During the mid-1800s, this site housed the town of Maynard’s first ever drugstore (run by Thomas Wouldhave) and, later, the Somerset Hotel. (However, the building we see today was not built until 1909.)
Although the businesses that now stands in its place appear harmless, the old Somerset Hotel was once a source of major contention in Maynard. When B.J. Coughlan – whose son founded the Fine Arts Theatre – decided to build an inn at the corner of Main and River streets, his timing was rather unfortunate: Mr. Coughlan was thwarted by a small but feisty group of 10 Maynard citizens, led by Charles H. Cheney, aligned with the temperance movement.
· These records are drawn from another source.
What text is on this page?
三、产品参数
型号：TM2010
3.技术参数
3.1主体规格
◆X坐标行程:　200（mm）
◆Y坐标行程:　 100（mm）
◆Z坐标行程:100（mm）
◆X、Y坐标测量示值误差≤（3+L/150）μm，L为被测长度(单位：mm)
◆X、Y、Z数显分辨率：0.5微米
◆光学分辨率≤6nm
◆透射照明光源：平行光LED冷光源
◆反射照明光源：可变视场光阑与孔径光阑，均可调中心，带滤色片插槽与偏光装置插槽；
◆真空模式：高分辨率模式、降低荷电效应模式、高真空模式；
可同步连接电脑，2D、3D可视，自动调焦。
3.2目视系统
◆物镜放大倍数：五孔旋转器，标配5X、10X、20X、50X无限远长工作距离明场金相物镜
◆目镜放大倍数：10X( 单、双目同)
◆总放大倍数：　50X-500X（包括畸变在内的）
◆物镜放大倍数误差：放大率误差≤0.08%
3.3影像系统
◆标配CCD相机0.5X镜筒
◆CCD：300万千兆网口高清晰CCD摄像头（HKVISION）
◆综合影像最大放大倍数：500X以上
The temperance movement, or the push to illegalize “the demon alcohol,” first appeared in the United States in the early-to-mid 1800s and continued into the early 1900s. (In the 1930s, the movement was infamously rechristened “Prohibition.”) Charles H. Cheney’s group appealed to the Supreme Judicial Court in the hopes that the sale of alcohol could be illegalized in Coughlan’s building. Eventually, the courts ruled in Coughlan’s favor, and so the Somerset Hotel came to be in Maynard – ale and all.
Fun fact: In 1933, the 21st Amendment to the United States Constitution illegalized alcohol, launching the Prohibition Era.